Last year, Grafos got three of her girls into the final day of competition but couldn’t reel in the title.

“When you go to state, it’s great to have more numbers,” she explained. “You automatically get points from every kid who makes the cut, and if they do well from there – which we are typically a pretty strong team – you have a chance to rack up quite a few points and compete for a championship.”

Having finished third and fourth in the team standings the past two years, Grafos is hoping to see her girls take a couple of steps up the 4A ladder this spring.

“I don’t think we had a particularly strong GSL season this year, but I think we’re ready to go,” she said. “And if we play just kind of normal, I think we’ll do very well. I don’t know if we’ll win it, but having four girls in it puts us in a really, really good position.

“And the boys put themselves in an amazing position, too, because they’ve got some incredible young men on their team.”

Travis, noting that in one event earlier this spring he had all six of his players shoot in the 70s, hopes the balance on his boys team will pay dividends.
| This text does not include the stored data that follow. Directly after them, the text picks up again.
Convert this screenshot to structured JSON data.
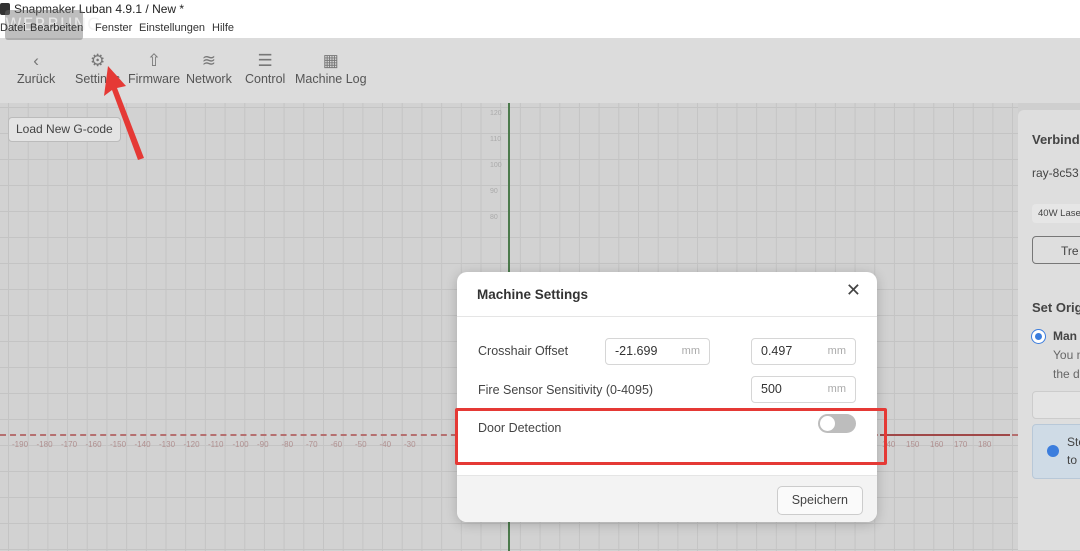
{
  "window": {
    "title": "Snapmaker Luban 4.9.1 / New *"
  },
  "menu": [
    "Datei",
    "Bearbeiten",
    "Fenster",
    "Einstellungen",
    "Hilfe"
  ],
  "watermark": "WERBUNG",
  "toolbar": [
    {
      "label": "Zurück",
      "icon": "chevron-left-icon",
      "glyph": "‹"
    },
    {
      "label": "Settings",
      "icon": "machine-settings-icon",
      "glyph": "⚙"
    },
    {
      "label": "Firmware",
      "icon": "firmware-upload-icon",
      "glyph": "⇧"
    },
    {
      "label": "Network",
      "icon": "wifi-icon",
      "glyph": "≋"
    },
    {
      "label": "Control",
      "icon": "sliders-icon",
      "glyph": "☰"
    },
    {
      "label": "Machine Log",
      "icon": "log-icon",
      "glyph": "▦"
    }
  ],
  "canvas": {
    "load_button": "Load New G-code",
    "x_ticks_left": [
      "-190",
      "-180",
      "-170",
      "-160",
      "-150",
      "-140",
      "-130",
      "-120",
      "-110",
      "-100",
      "-90",
      "-80",
      "-70",
      "-60",
      "-50",
      "-40",
      "-30"
    ],
    "x_ticks_right": [
      "140",
      "150",
      "160",
      "170",
      "180"
    ],
    "y_ticks": [
      "120",
      "110",
      "100",
      "90",
      "80"
    ],
    "axis_colors": {
      "x": "#a04848",
      "y": "#4c7a4c"
    }
  },
  "right_panel": {
    "connection_title": "Verbind",
    "device": "ray-8c53",
    "badge": "40W Lase",
    "disconnect_button": "Tre",
    "origin_title": "Set Orig",
    "radio_label": "Man",
    "radio_desc1": "You n",
    "radio_desc2": "the d",
    "info1": "Ste",
    "info2": "to"
  },
  "modal": {
    "title": "Machine Settings",
    "crosshair_label": "Crosshair Offset",
    "crosshair_x": "-21.699",
    "crosshair_y": "0.497",
    "unit": "mm",
    "fire_label": "Fire Sensor Sensitivity (0-4095)",
    "fire_value": "500",
    "door_label": "Door Detection",
    "door_enabled": false,
    "save_button": "Speichern"
  },
  "annotation_color": "#e53935"
}
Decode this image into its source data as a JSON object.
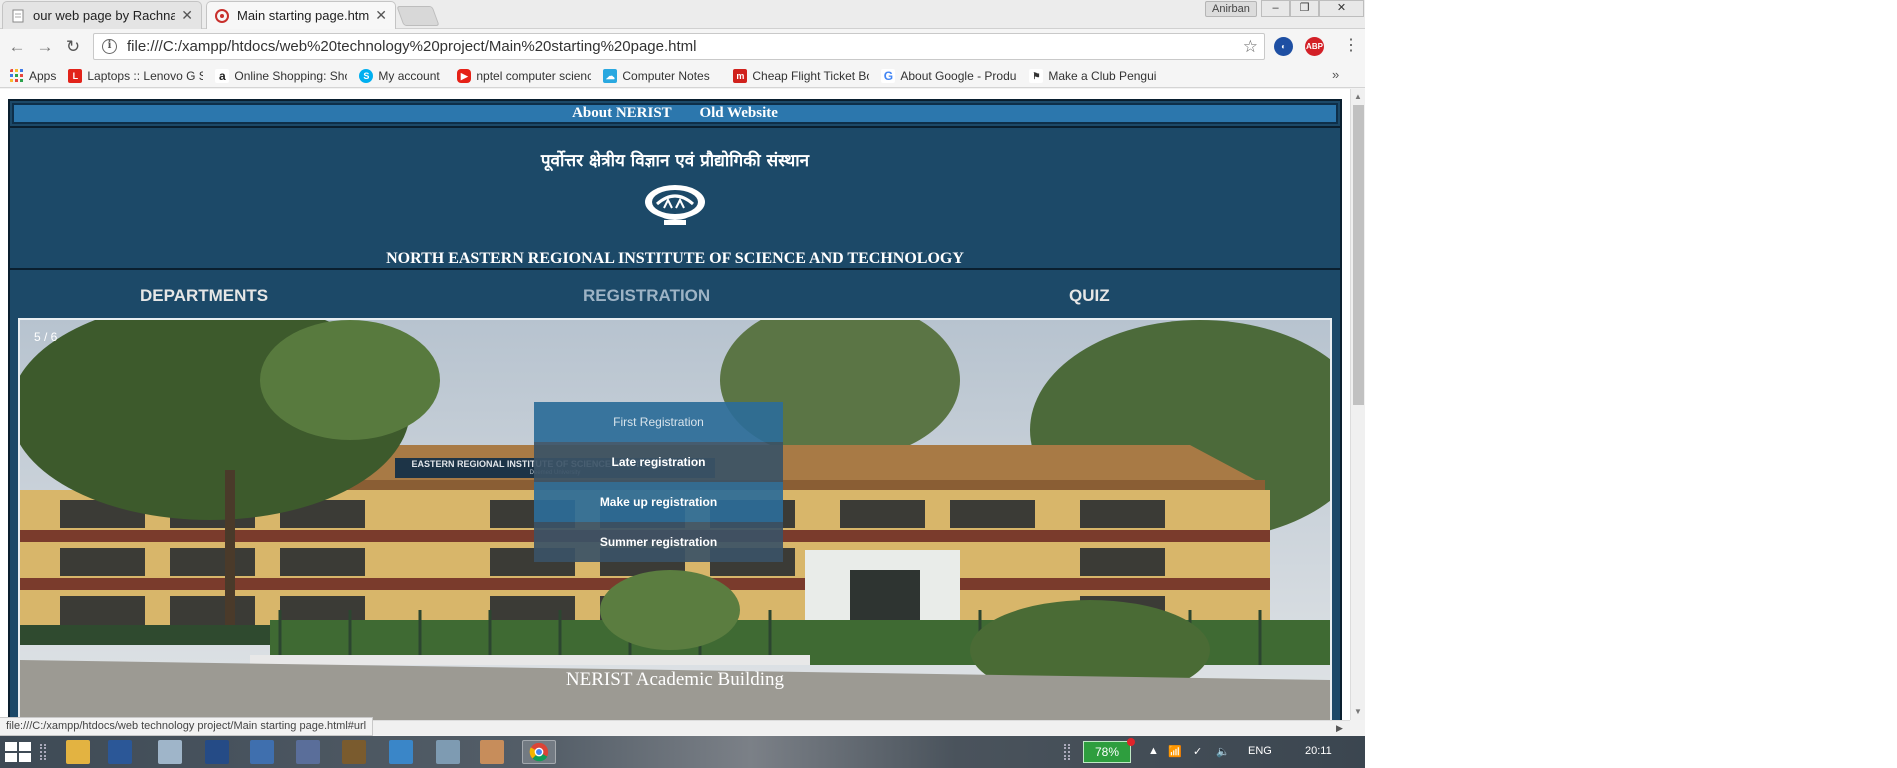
{
  "browser": {
    "tabs": [
      {
        "title": "our web page by Rachna",
        "active": false
      },
      {
        "title": "Main starting page.html",
        "active": true
      }
    ],
    "user": "Anirban",
    "window_buttons": [
      "–",
      "❐",
      "✕"
    ],
    "address": "file:///C:/xampp/htdocs/web%20technology%20project/Main%20starting%20page.html",
    "info_glyph": "i",
    "bookmarks": [
      {
        "label": "Apps",
        "icon": "apps-grid-icon",
        "color": "#3b78e7"
      },
      {
        "label": "Laptops :: Lenovo G S",
        "icon": "lenovo-icon",
        "color": "#e2231a"
      },
      {
        "label": "Online Shopping: Sho",
        "icon": "amazon-icon",
        "color": "#222222"
      },
      {
        "label": "My account",
        "icon": "skype-icon",
        "color": "#00aff0"
      },
      {
        "label": "nptel computer scienc",
        "icon": "youtube-icon",
        "color": "#e62117"
      },
      {
        "label": "Computer Notes",
        "icon": "cloud-icon",
        "color": "#29a8e0"
      },
      {
        "label": "Cheap Flight Ticket Bo",
        "icon": "makemytrip-icon",
        "color": "#d0211c"
      },
      {
        "label": "About Google - Produ",
        "icon": "google-icon",
        "color": "#4285f4"
      },
      {
        "label": "Make a Club Penguin",
        "icon": "penguin-icon",
        "color": "#555555"
      }
    ],
    "more_glyph": "»",
    "status_url": "file:///C:/xampp/htdocs/web technology project/Main starting page.html#url"
  },
  "site": {
    "topnav": [
      "About NERIST",
      "Old Website"
    ],
    "hindi_title": "पूर्वोत्तर क्षेत्रीय विज्ञान एवं प्रौद्योगिकी संस्थान",
    "institute_name": "NORTH EASTERN REGIONAL INSTITUTE OF SCIENCE AND TECHNOLOGY",
    "nav": [
      "DEPARTMENTS",
      "REGISTRATION",
      "QUIZ"
    ],
    "registration_menu": [
      "First Registration",
      "Late registration",
      "Make up registration",
      "Summer registration"
    ],
    "slide_counter": "5 / 6",
    "building_sign": "EASTERN REGIONAL INSTITUTE OF SCIENCE AND TECHNOLOGY",
    "building_sign_sub": "Deemed University",
    "caption": "NERIST Academic Building"
  },
  "taskbar": {
    "battery": "78%",
    "language": "ENG",
    "time": "20:11"
  },
  "colors": {
    "site_bg": "#1c4968",
    "topnav_bg": "#2c77ad",
    "menu_item_a": "#2d6d98",
    "menu_item_b": "#3b5366"
  }
}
“In that event, we had to throw out a 79 instead of keeping an 84 like we were doing in years past,” he said. “We talked about it early and said this could be a great year. We said we can win the GSL, and once the kids started believing it, the scores starting coming down.

“Our hope at state is that both our teams qualify as many as possible, and we think we’ve both got a chance to get all four of our kids into that second day. If we can do that, we’ll have a really good chance of vying for both team titles.”

Realistically, Travis knows an LC state-title double is improbable.

“But,” he is quick to add, “it’s kind of a neat thing to think about.”